Beim Meditieren wird er in der rechten Hand gehalten, Perle für Perle mit dem Daumen weiterrückt, Mantra für Mantra. Der Mala ist Werkzeug, Zähler, Fokuspunkt.
Als Kette um den Hals getragen gilt er in vielen Traditionen als Schutz und als sichtbares Zeichen spiritueller Praxis. Er liegt nah am Herzchakra — das hat Bedeutung.
Am Handgelenk tragen: Respektvoll oder nicht?
Es gibt keine einheitliche Antwort. In manchen buddhistischen Traditionen würde man einen 108-Perlen-Mala nicht am Handgelenk tragen — das gilt als zu beiläufig für ein heiliges Werkzeug. In anderen Traditionen ist es vollkommen akzeptiert.
In der westlichen Spiritualität, wo Malas als persönliche Begleiter und Schmuck verstanden werden, ist das Handgelenk ein völlig normaler und schöner Tragort. Ein 108-Perlen-Mala muss dafür mehrfach um das Handgelenk gewickelt werden.
Wenn du einen Mala hauptsächlich als Meditationswerkzeug verwendest, liegt es nahe, ihn als Kette oder in der Hand zu halten. Wenn er ein täglicher Begleiter und Energieträger ist, ist das Handgelenk mindestens genauso schön.
Armband-Malas: Die 27-Perlen-Alternative
Wer einen Mala speziell fürs Handgelenk möchte, wählt oft einen 27-Perlen-Mala. 27 ist ein Viertel von 108, hat dieselbe spirituelle Bedeutung im Kleinen und liegt perfekt am Handgelenk — ohne wickeln zu müssen.

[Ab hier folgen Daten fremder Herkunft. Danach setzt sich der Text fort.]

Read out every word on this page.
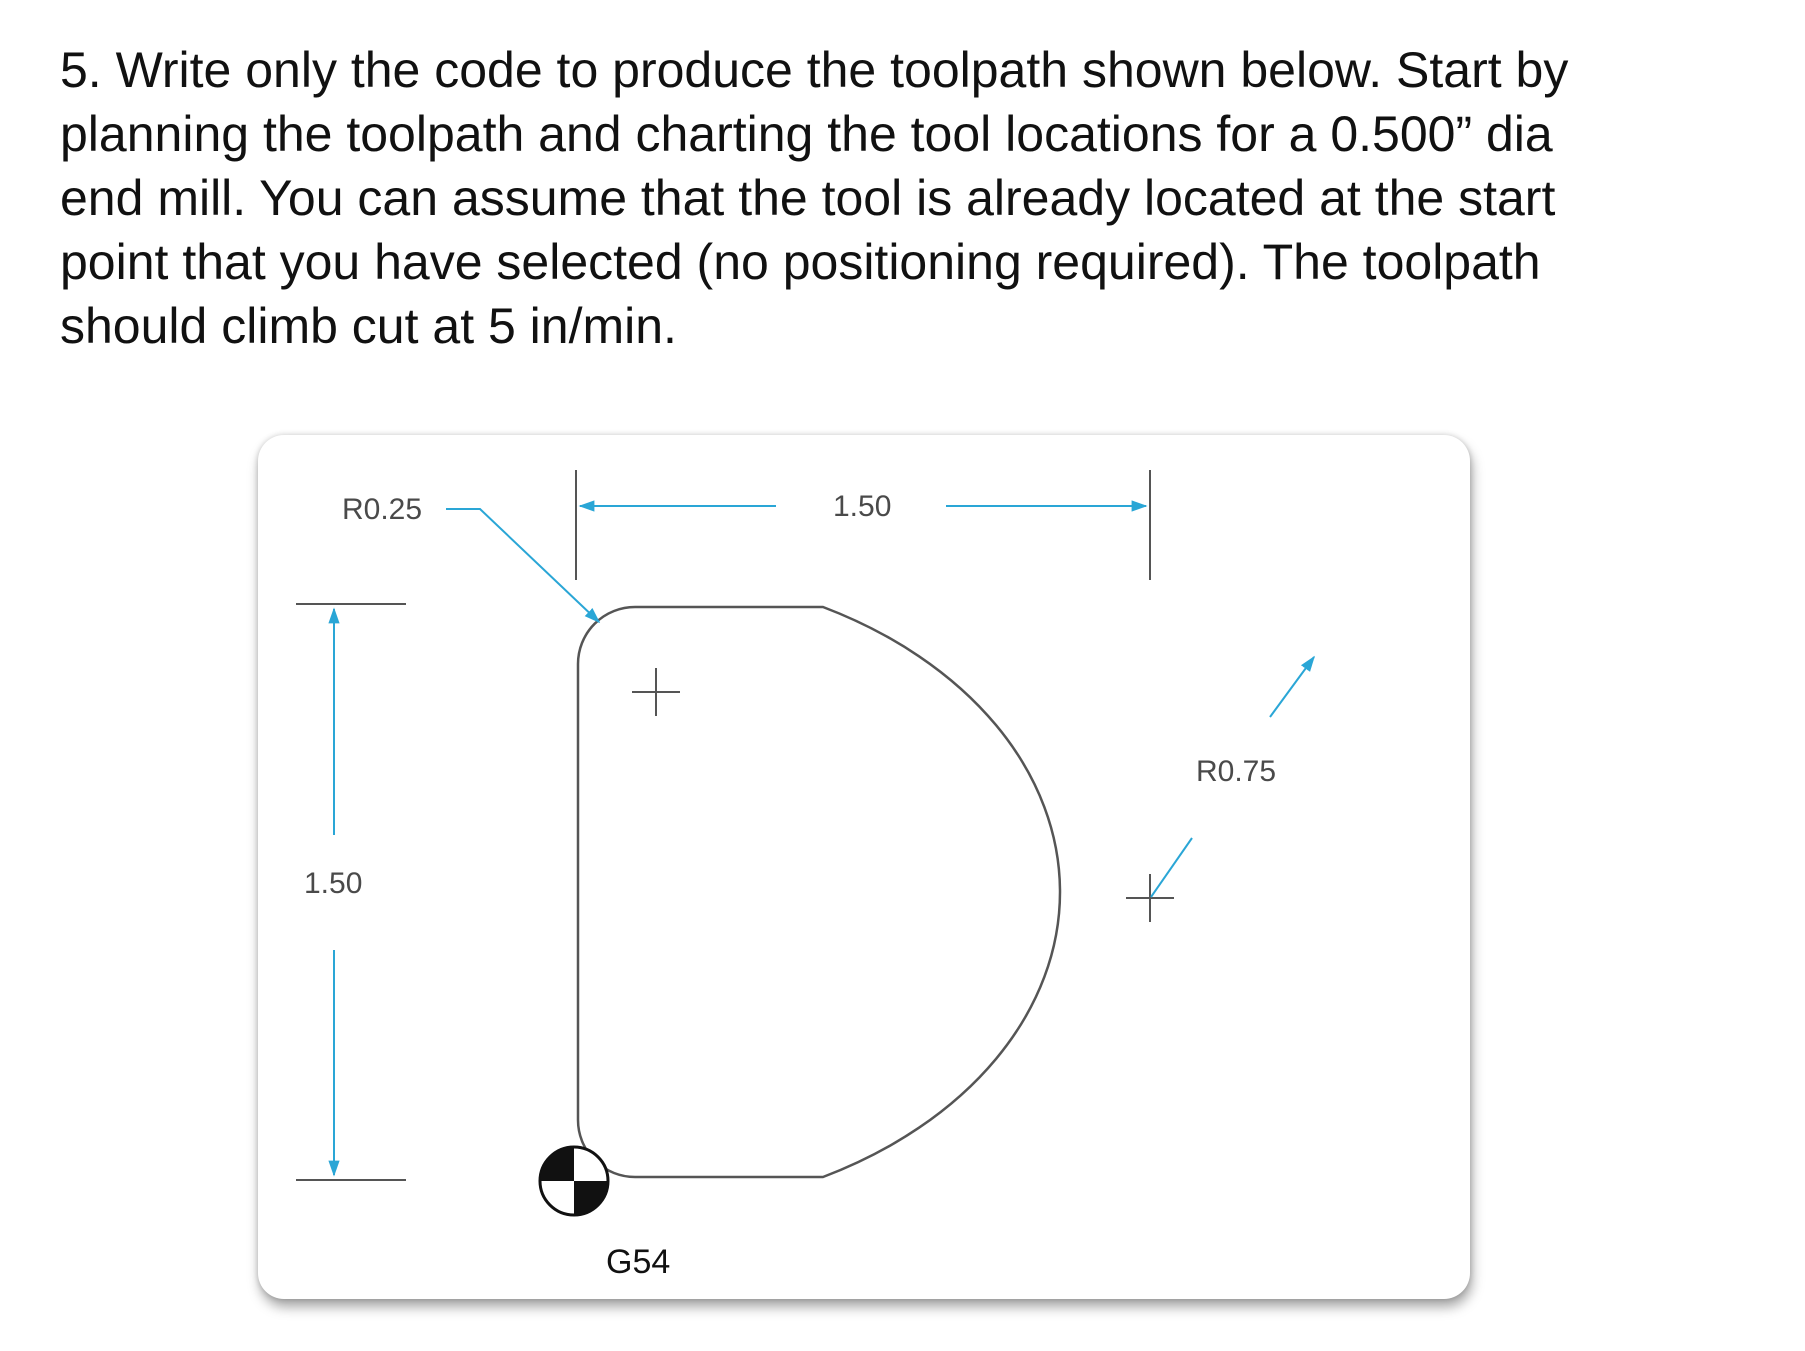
5. Write only the code to produce the toolpath shown below. Start by
planning the toolpath and charting the tool locations for a 0.500” dia
end mill. You can assume that the tool is already located at the start
point that you have selected (no positioning required). The toolpath
should climb cut at 5 in/min.
1.50
R0.25
1.50
R0.75
G54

Diese Armband-Malas verbinden das Beste aus beiden Welten: Sie sind als Meditationshilfe nutzbar (4 Runden = 108), als Energieträger gedacht und im Alltag elegant zu tragen. Viele unserer Armbänder sind in dieser Tradition gestaltet.
Fazit
Es gibt kein "Falsch". Ein Mala am Hals liegt nah am Herzen, in der Hand ist er Meditationswerkzeug, am Handgelenk ist er täglicher Begleiter. Was zählt, ist die Intention — und dass du dich mit dem Stein verbindest, egal wo er sitzt.